AI embeddings enable a broad range of advanced capabilities for more intelligent and efficient analyses of satellite imagery.

Embeddings can enhance satellite image browsers, allowing users to quickly and accurately explore vast datasets with improved navigation and context. With similarity search, patterns and trends from satellite images can be identified at a global scale, unlocking insights into climate patterns, urbanization, and natural events. Additionally, AI-driven embeddings help model crop yields, improving agricultural predictions, while aiding in image restoration for clearer, more precise visuals. For land cover classification, embeddings enable more accurate mapping of various terrains and crop types, supporting better land management and resource allocation.
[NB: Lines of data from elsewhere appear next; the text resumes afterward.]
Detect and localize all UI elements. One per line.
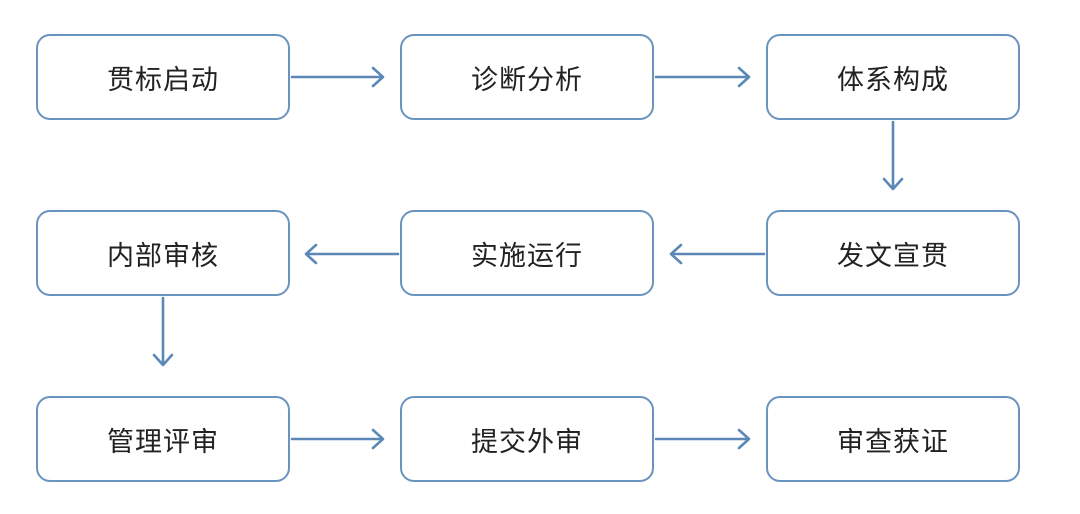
step-label: 实施运行 [471, 240, 583, 272]
step-label: 发文宣贯 [837, 240, 949, 272]
step-tixi-goucheng: 体系构成 [766, 34, 1020, 120]
step-fawen-xuanguan: 发文宣贯 [766, 210, 1020, 296]
arrow-left-icon [669, 243, 766, 265]
step-label: 提交外审 [471, 426, 583, 458]
arrow-right-icon [654, 66, 751, 88]
step-label: 管理评审 [107, 426, 219, 458]
arrow-down-icon [152, 296, 174, 367]
step-label: 诊断分析 [471, 64, 583, 96]
step-neibu-shenhe: 内部审核 [36, 210, 290, 296]
step-guanbiao-qidong: 贯标启动 [36, 34, 290, 120]
step-zhenduan-fenxi: 诊断分析 [400, 34, 654, 120]
step-label: 体系构成 [837, 64, 949, 96]
arrow-down-icon [882, 120, 904, 191]
arrow-right-icon [290, 428, 385, 450]
step-guanli-pingshen: 管理评审 [36, 396, 290, 482]
step-label: 贯标启动 [107, 64, 219, 96]
step-label: 审查获证 [837, 426, 949, 458]
step-shishi-yunxing: 实施运行 [400, 210, 654, 296]
step-label: 内部审核 [107, 240, 219, 272]
arrow-right-icon [290, 66, 385, 88]
arrow-left-icon [304, 243, 400, 265]
step-tijiao-waishen: 提交外审 [400, 396, 654, 482]
step-shencha-huozheng: 审查获证 [766, 396, 1020, 482]
arrow-right-icon [654, 428, 751, 450]
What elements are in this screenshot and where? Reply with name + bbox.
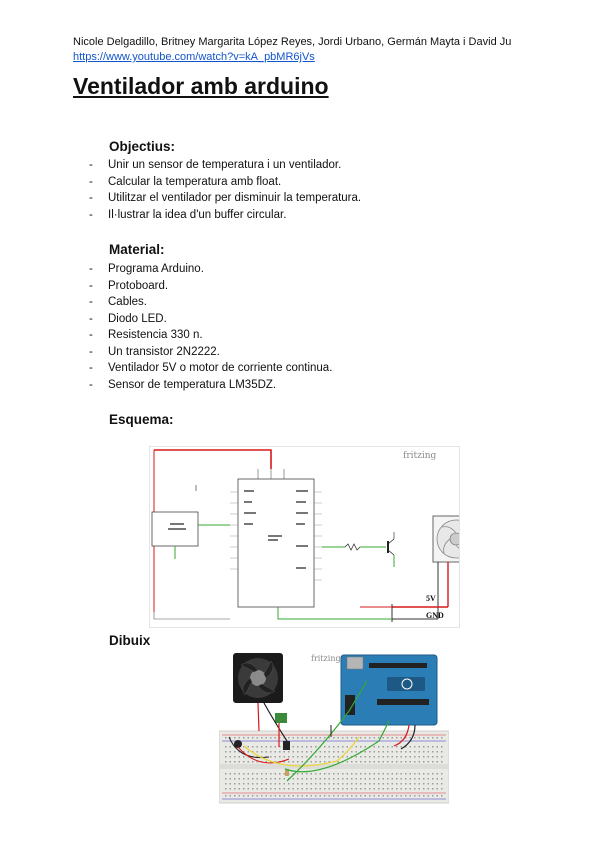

Evaluating embeddings across EO tasks, integrating foundation models, and expanding resource availability through the CREODIAS repository.

Next steps

The next steps involve testing and evaluating the computed embeddings across a range of Earth Observation (EO) tasks to assess their performance and applicability in various real-world scenarios. Additionally, further testing will be conducted with other EO foundation models, including MMEarth and DeCUR, to examine their integration with the existing embeddings and optimize their capabilities. Furthermore, the MajorTOM dataset with embeddings will be integrated into the CREODIAS repository, providing access to these resources for the broader EO research community.